Penang Assam Laksa with Salmon: For all the Penang laksa lovers out there, here's a premium version of Assam Laksa using salmon instead of sardine. The tangy, sour and spicy flavours are highly addictive, and you'll find yourself wanting more and more!
PREPARATION FOR PENANG (ASSAM) LAKSA WITH SALMON (40 min)
Remove the pineapple skin and cut out the eyes of the pineapple. Cut lengthwise into 6 pieces. Cut off and discard the centre core which is hard. Cut the six pieces into small wedges.
Cut both ends of cucumber and use one cut piece to rub on both ends till milky juice comes out. Cut away the ends again and discard.
Use a peeler to remove the skin of the cucumber (optional) and cut the cucumber into half lengthwise. Use a spoon to scrape out the seeds. Wash the cucumber, dry with a kitchen towel and shred into thin strips. Leave it in the fridge for later use.
Wash the lettuce and cut into bite size.
Wash the mint leaves and remove leaves from the stem. Discard the stems and any rotten leaves.
Remove the skin from the onion and wash. Cut into wedges.
Wash the chilli and cut into small pieces.
Wash the laksa leaves and remove the leaves from the stalks.
Cut off the stem and the tip of the torch ginger. Keep the stem and the tips to boil in the soup.
Cut the torch ginger cross-section into thin slices.
Rinse the assam skins and set aside.
Wash the salmon and cut into chunks.
COOKING METHOD FOR PENANG (ASSAM) LAKSA WITH SALMON (2 1/2 Hrs)
In a large pot add in the 3 1/2 litre of water and bring to a boil.
When the water is boiling, add in all the laksa leaves, assam skins, stems and tips of the torch ginger and let it boil over high heat for 1/2 hr.
Remove some of the laksa leaves and assam skins leaving some laksa leaves and a few slices of assam skin in the soup. This is to ensure that the soup is not clogged with excess laksa leaves. However, it is also fine if you wish to leave all of them in the soup.
Add in 2-3 TBsp of chilli powder and continue to boil for a few mins over medium heat.
Add salt (around 3 tsp or to taste). Before adding in the salmon pieces, taste whether it is salty or sour enough.

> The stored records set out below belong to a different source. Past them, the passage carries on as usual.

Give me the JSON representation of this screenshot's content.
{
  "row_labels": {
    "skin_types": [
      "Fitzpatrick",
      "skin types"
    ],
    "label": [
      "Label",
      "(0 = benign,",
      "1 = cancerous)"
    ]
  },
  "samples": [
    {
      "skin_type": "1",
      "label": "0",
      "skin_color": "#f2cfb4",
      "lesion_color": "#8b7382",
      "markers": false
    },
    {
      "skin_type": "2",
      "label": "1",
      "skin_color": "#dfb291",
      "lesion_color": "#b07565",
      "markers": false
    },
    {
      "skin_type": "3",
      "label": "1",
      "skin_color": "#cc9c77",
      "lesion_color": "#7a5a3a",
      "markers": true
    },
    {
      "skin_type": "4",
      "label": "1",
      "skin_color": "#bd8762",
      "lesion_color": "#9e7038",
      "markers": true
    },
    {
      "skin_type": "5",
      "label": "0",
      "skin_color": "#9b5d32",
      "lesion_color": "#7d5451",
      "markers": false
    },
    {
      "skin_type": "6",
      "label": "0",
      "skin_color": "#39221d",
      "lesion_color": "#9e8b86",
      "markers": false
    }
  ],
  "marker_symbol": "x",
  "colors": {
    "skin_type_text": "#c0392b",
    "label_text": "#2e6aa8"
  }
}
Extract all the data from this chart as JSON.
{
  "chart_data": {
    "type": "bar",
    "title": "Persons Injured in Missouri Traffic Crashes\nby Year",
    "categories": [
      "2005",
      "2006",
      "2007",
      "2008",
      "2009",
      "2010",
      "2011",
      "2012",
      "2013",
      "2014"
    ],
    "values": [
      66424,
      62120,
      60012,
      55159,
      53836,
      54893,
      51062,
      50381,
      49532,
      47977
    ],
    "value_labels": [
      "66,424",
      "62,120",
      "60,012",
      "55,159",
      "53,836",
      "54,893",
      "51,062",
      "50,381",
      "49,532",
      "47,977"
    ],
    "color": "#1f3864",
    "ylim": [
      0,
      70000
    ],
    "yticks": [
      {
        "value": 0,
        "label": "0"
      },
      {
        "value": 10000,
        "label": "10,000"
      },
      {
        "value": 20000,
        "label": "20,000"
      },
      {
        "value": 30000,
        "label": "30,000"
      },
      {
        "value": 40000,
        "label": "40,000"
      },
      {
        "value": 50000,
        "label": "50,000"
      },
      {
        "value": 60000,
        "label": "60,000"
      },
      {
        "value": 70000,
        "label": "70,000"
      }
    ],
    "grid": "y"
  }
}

Add in all the salmon slabs and cook for another 10 -15 mins.
Make sure salmon does not disintegrate into tiny pieces. Once the salmon is cooked, transfer it to a plate. Flake it into chunky pieces and put it back into the laksa soup. Turn off the heat.
Place the packet of bee hoon into a large pot. Pour boiling water over it and blanch for 1-2 mins.
Then pour the bee hoon into a colander and drain.
Dish the bee hoon into individual bowls. Scoop the laksa soup and some salmon chunks over it and garnish with cut onions, pineapple, shredded cucumber,torch ginger, chilli, mint leaves and lettuce. Serve while it is hot.
Notes
Rubbing the ends of the cucumber until the milky substance comes out helps to reduce the bitterness.
You need to adjust the soup to your family's preferred taste. If it is too sour, add a little bit more water or sugar. If it is not sour enough add a little bit of tamarind juice. Add more chilli powder if you prefer it to be spicier.
Most people use Mackerel but my neighbour T uses the most premium fish, Salmon. Salmon will give out its natural oil which is polyunsaturated. It is healthier and a good choice for those who are very health conscious. Generally most hawkers use fresh Sardine (Ikan Kembong) because it is cheapest, but for me, I really dislike using Sardine because its fishiness can really put people off just as it did to me.
Be careful not to overcook the salmon.
You can add a spoonful of prawn paste ('Hey Ko') if that is your preference.